Demand was growing for middle-size dwellings with two-to-three bedrooms among people wanting to downsize, she said.

Ms Cirson said the ANZ/Property Council Survey would also reflect it was becoming harder to access finance.

Master Builders ACT chief executive Michael Hopkins said tightened lending restrictions were partly to blame for signs of a slowdown in the ACT housing sector after one of the biggest years for residential building approvals in the territory's history.

Rising property values could shut more people out of the market in Canberra as the city grapples with affordability questions.

ACTCOSS capability manager Samantha Quimby said saving for a deposit and buying a home was out of reach for many Canberrans.

"The lack of affordable rentals makes saving for a house inaccessible," she said.

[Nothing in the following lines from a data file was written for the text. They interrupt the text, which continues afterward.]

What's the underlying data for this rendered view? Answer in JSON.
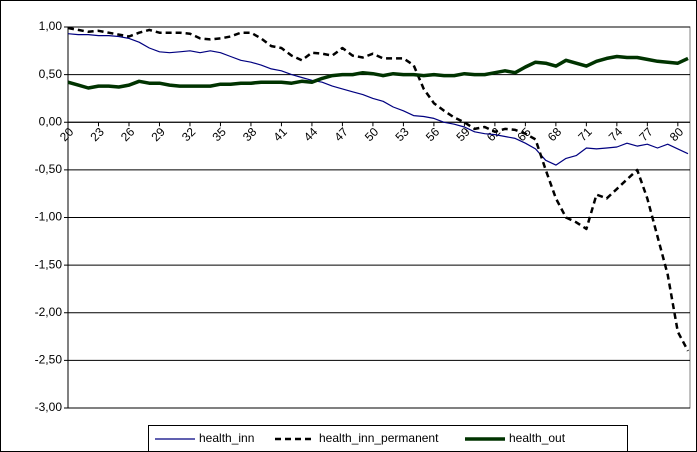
{
  "chart_data": {
    "type": "line",
    "x": [
      20,
      21,
      22,
      23,
      24,
      25,
      26,
      27,
      28,
      29,
      30,
      31,
      32,
      33,
      34,
      35,
      36,
      37,
      38,
      39,
      40,
      41,
      42,
      43,
      44,
      45,
      46,
      47,
      48,
      49,
      50,
      51,
      52,
      53,
      54,
      55,
      56,
      57,
      58,
      59,
      60,
      61,
      62,
      63,
      64,
      65,
      66,
      67,
      68,
      69,
      70,
      71,
      72,
      73,
      74,
      75,
      76,
      77,
      78,
      79,
      80,
      81
    ],
    "xlim": [
      20,
      81
    ],
    "xticks": [
      20,
      23,
      26,
      29,
      32,
      35,
      38,
      41,
      44,
      47,
      50,
      53,
      56,
      59,
      62,
      65,
      68,
      71,
      74,
      77,
      80
    ],
    "ylim": [
      -3,
      1
    ],
    "yticks": [
      {
        "value": -3,
        "label": "-3,00"
      },
      {
        "value": -2.5,
        "label": "-2,50"
      },
      {
        "value": -2,
        "label": "-2,00"
      },
      {
        "value": -1.5,
        "label": "-1,50"
      },
      {
        "value": -1,
        "label": "-1,00"
      },
      {
        "value": -0.5,
        "label": "-0,50"
      },
      {
        "value": 0,
        "label": "0,00"
      },
      {
        "value": 0.5,
        "label": "0,50"
      },
      {
        "value": 1,
        "label": "1,00"
      }
    ],
    "grid": true,
    "legend": "bottom",
    "series": [
      {
        "name": "health_inn",
        "color": "#000080",
        "style": "solid",
        "width": 1.2,
        "values": [
          0.93,
          0.92,
          0.92,
          0.91,
          0.91,
          0.9,
          0.88,
          0.84,
          0.78,
          0.74,
          0.73,
          0.74,
          0.75,
          0.73,
          0.75,
          0.73,
          0.69,
          0.65,
          0.63,
          0.6,
          0.56,
          0.54,
          0.5,
          0.47,
          0.44,
          0.42,
          0.38,
          0.35,
          0.32,
          0.29,
          0.25,
          0.22,
          0.16,
          0.12,
          0.07,
          0.06,
          0.04,
          0.0,
          -0.02,
          -0.05,
          -0.1,
          -0.12,
          -0.13,
          -0.15,
          -0.17,
          -0.22,
          -0.28,
          -0.4,
          -0.45,
          -0.38,
          -0.35,
          -0.27,
          -0.28,
          -0.27,
          -0.26,
          -0.22,
          -0.25,
          -0.23,
          -0.27,
          -0.23,
          -0.28,
          -0.33
        ]
      },
      {
        "name": "health_inn_permanent",
        "color": "#000000",
        "style": "dashed",
        "width": 2.5,
        "values": [
          0.99,
          0.97,
          0.95,
          0.96,
          0.94,
          0.92,
          0.9,
          0.94,
          0.97,
          0.94,
          0.94,
          0.94,
          0.93,
          0.88,
          0.87,
          0.88,
          0.9,
          0.94,
          0.94,
          0.88,
          0.8,
          0.78,
          0.7,
          0.65,
          0.73,
          0.72,
          0.7,
          0.78,
          0.7,
          0.68,
          0.72,
          0.67,
          0.67,
          0.67,
          0.6,
          0.35,
          0.2,
          0.12,
          0.05,
          0.0,
          -0.07,
          -0.05,
          -0.1,
          -0.07,
          -0.08,
          -0.12,
          -0.18,
          -0.5,
          -0.8,
          -1.0,
          -1.05,
          -1.12,
          -0.76,
          -0.8,
          -0.7,
          -0.6,
          -0.5,
          -0.8,
          -1.2,
          -1.6,
          -2.2,
          -2.4
        ]
      },
      {
        "name": "health_out",
        "color": "#003300",
        "style": "solid",
        "width": 3.5,
        "values": [
          0.42,
          0.39,
          0.36,
          0.38,
          0.38,
          0.37,
          0.39,
          0.43,
          0.41,
          0.41,
          0.39,
          0.38,
          0.38,
          0.38,
          0.38,
          0.4,
          0.4,
          0.41,
          0.41,
          0.42,
          0.42,
          0.42,
          0.41,
          0.43,
          0.42,
          0.46,
          0.49,
          0.5,
          0.5,
          0.52,
          0.51,
          0.49,
          0.51,
          0.5,
          0.5,
          0.49,
          0.5,
          0.49,
          0.49,
          0.51,
          0.5,
          0.5,
          0.52,
          0.54,
          0.52,
          0.58,
          0.63,
          0.62,
          0.59,
          0.65,
          0.62,
          0.59,
          0.64,
          0.67,
          0.69,
          0.68,
          0.68,
          0.66,
          0.64,
          0.63,
          0.62,
          0.67
        ]
      }
    ]
  }
}
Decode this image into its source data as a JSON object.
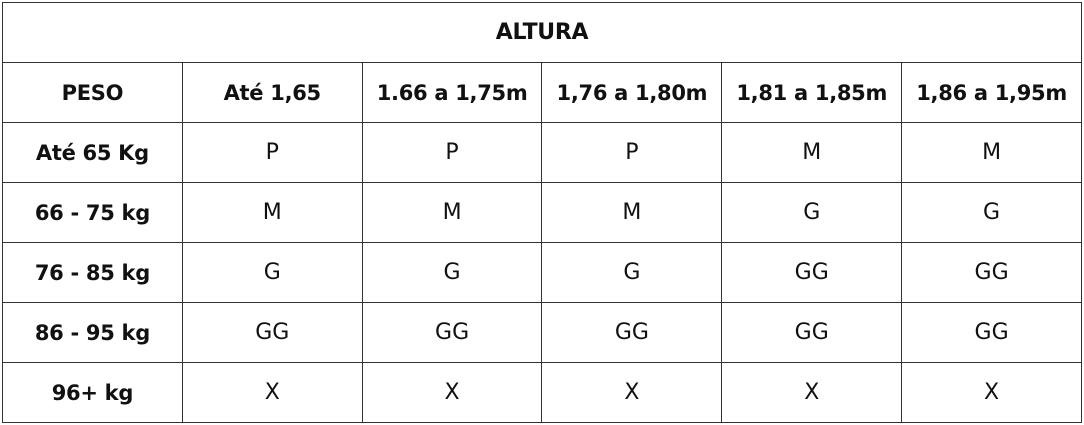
{
  "title": "ALTURA",
  "corner_header": "PESO",
  "columns": [
    "Até 1,65",
    "1.66 a 1,75m",
    "1,76 a 1,80m",
    "1,81 a 1,85m",
    "1,86 a 1,95m"
  ],
  "rows": [
    {
      "label": "Até 65 Kg",
      "values": [
        "P",
        "P",
        "P",
        "M",
        "M"
      ]
    },
    {
      "label": "66 - 75 kg",
      "values": [
        "M",
        "M",
        "M",
        "G",
        "G"
      ]
    },
    {
      "label": "76 - 85 kg",
      "values": [
        "G",
        "G",
        "G",
        "GG",
        "GG"
      ]
    },
    {
      "label": "86 - 95 kg",
      "values": [
        "GG",
        "GG",
        "GG",
        "GG",
        "GG"
      ]
    },
    {
      "label": "96+ kg",
      "values": [
        "X",
        "X",
        "X",
        "X",
        "X"
      ]
    }
  ]
}
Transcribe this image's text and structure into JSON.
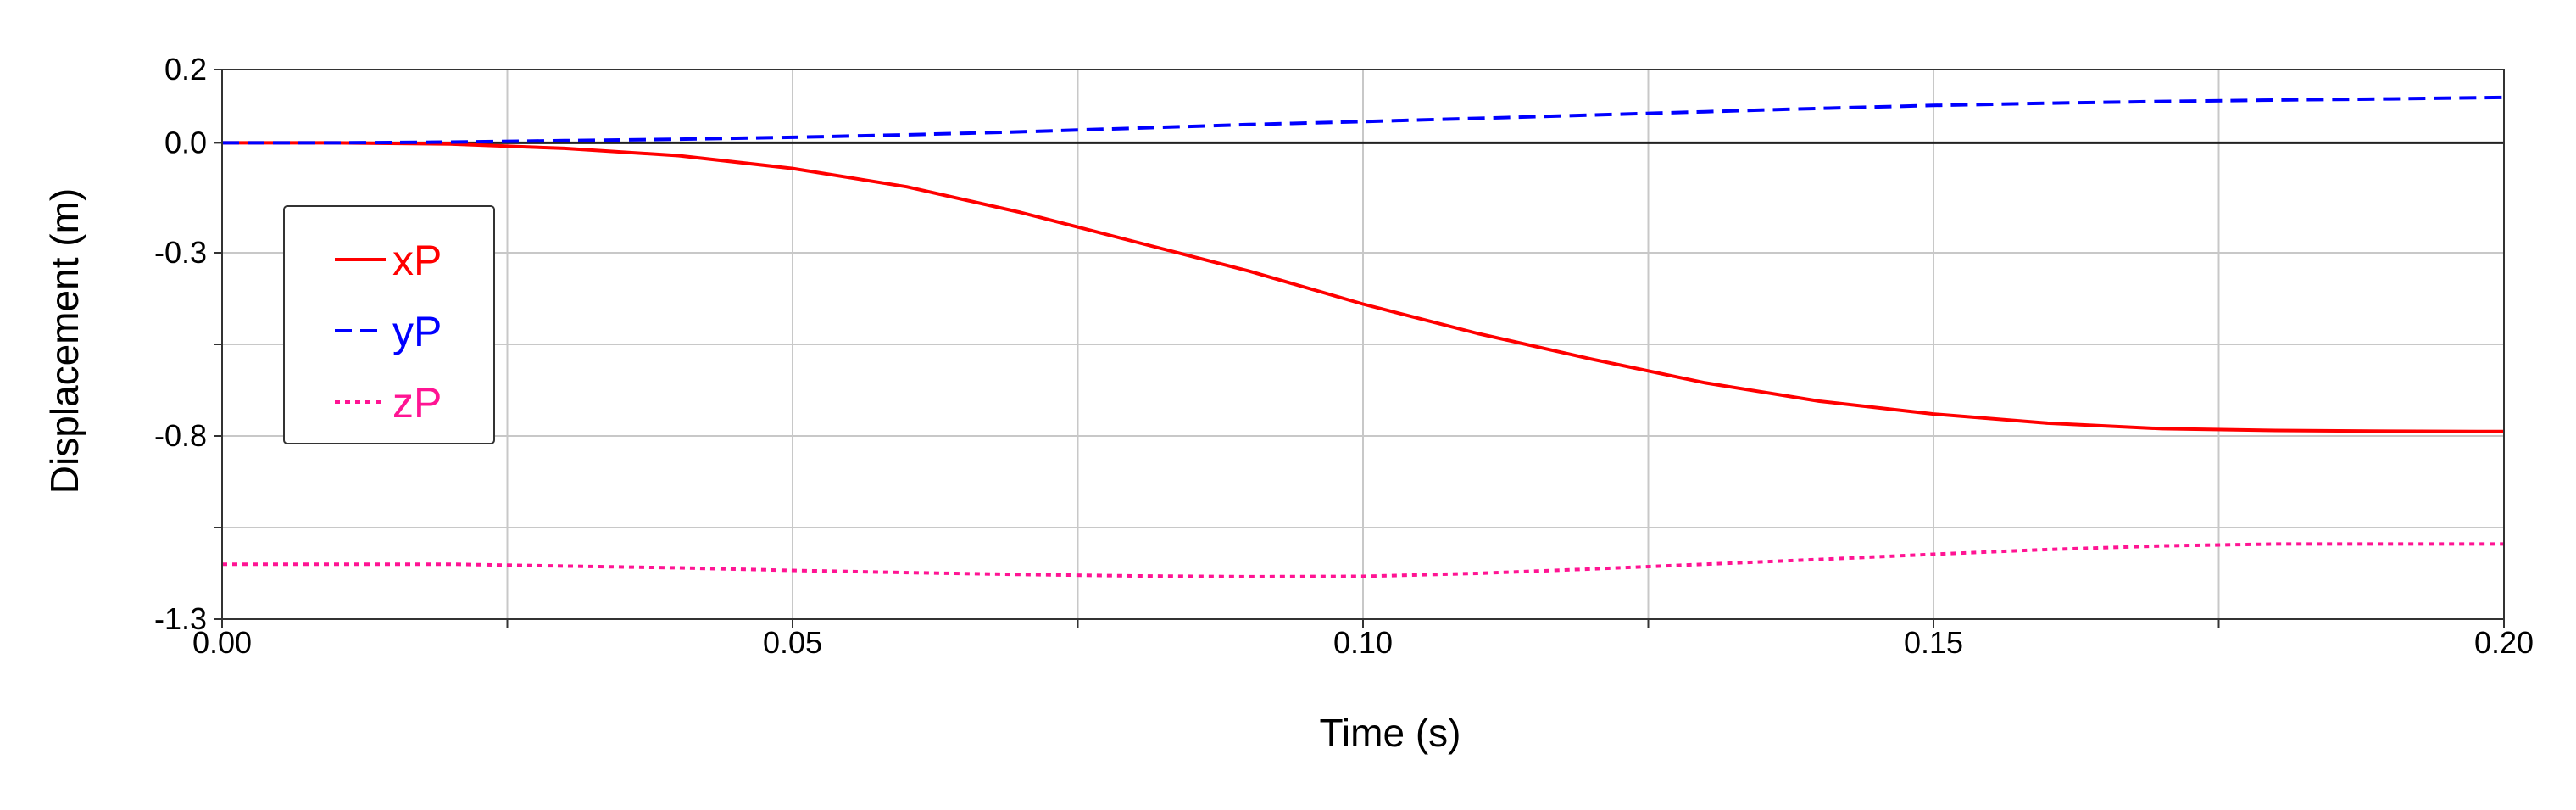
{
  "chart_data": {
    "type": "line",
    "title": "",
    "xlabel": "Time (s)",
    "ylabel": "Displacement (m)",
    "xlim": [
      0,
      0.2
    ],
    "ylim": [
      -1.3,
      0.2
    ],
    "x_ticks": [
      0,
      0.025,
      0.05,
      0.075,
      0.1,
      0.125,
      0.15,
      0.175,
      0.2
    ],
    "x_tick_labels": [
      "0.00",
      "",
      "0.05",
      "",
      "0.10",
      "",
      "0.15",
      "",
      "0.20"
    ],
    "y_ticks": [
      0.2,
      0.0,
      -0.3,
      -0.55,
      -0.8,
      -1.05,
      -1.3
    ],
    "y_tick_labels": [
      "0.2",
      "0.0",
      "-0.3",
      "",
      "-0.8",
      "",
      "-1.3"
    ],
    "grid": true,
    "zero_line": true,
    "legend_position": "top-left",
    "x": [
      0.0,
      0.01,
      0.02,
      0.03,
      0.04,
      0.05,
      0.06,
      0.07,
      0.08,
      0.09,
      0.1,
      0.11,
      0.12,
      0.13,
      0.14,
      0.15,
      0.16,
      0.17,
      0.18,
      0.19,
      0.2
    ],
    "series": [
      {
        "name": "xP",
        "color": "#ff0000",
        "dash": "solid",
        "values": [
          0.0,
          0.0,
          -0.003,
          -0.015,
          -0.035,
          -0.07,
          -0.12,
          -0.19,
          -0.27,
          -0.35,
          -0.44,
          -0.52,
          -0.59,
          -0.655,
          -0.705,
          -0.74,
          -0.765,
          -0.78,
          -0.785,
          -0.787,
          -0.788
        ]
      },
      {
        "name": "yP",
        "color": "#0000ff",
        "dash": "dashed",
        "values": [
          0.0,
          0.0,
          0.002,
          0.006,
          0.01,
          0.015,
          0.022,
          0.03,
          0.04,
          0.05,
          0.058,
          0.067,
          0.076,
          0.085,
          0.094,
          0.102,
          0.108,
          0.113,
          0.117,
          0.12,
          0.124
        ]
      },
      {
        "name": "zP",
        "color": "#ff1493",
        "dash": "dotted",
        "values": [
          -1.15,
          -1.15,
          -1.15,
          -1.155,
          -1.16,
          -1.167,
          -1.173,
          -1.178,
          -1.182,
          -1.184,
          -1.183,
          -1.175,
          -1.163,
          -1.15,
          -1.137,
          -1.123,
          -1.11,
          -1.1,
          -1.095,
          -1.095,
          -1.095
        ]
      }
    ]
  }
}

Moody's Analytics said it believed the nation's two largest property markets would continue to "correct" following years of significant growth.

Sydney's housing market is expected to drop by 3.3 per cent overall this year, following a fall of 5.2 per cent in 2018, according to the agency's report. It projected houses in parts of the city could lose almost 7 per cent in value.

House prices are tipped for a steeper 6 per cent overall drop in Melbourne, but the fall could reach 11 per cent in some parts of the Victorian capital.

Moody's said the overall national market would edge down through the next 12 months.

"The Australian housing market will continue to correct in 2019," the agency said.

Outside the two largest cities, Moody's believes Brisbane (1.2 per cent), Hobart (2.7 per cent), Adelaide (2.6 per cent) and Darwin (3.7 per cent) will see some growth in values.

The Perth market will, again, edge down with Moody's forecasting a 2.8 per cent drop.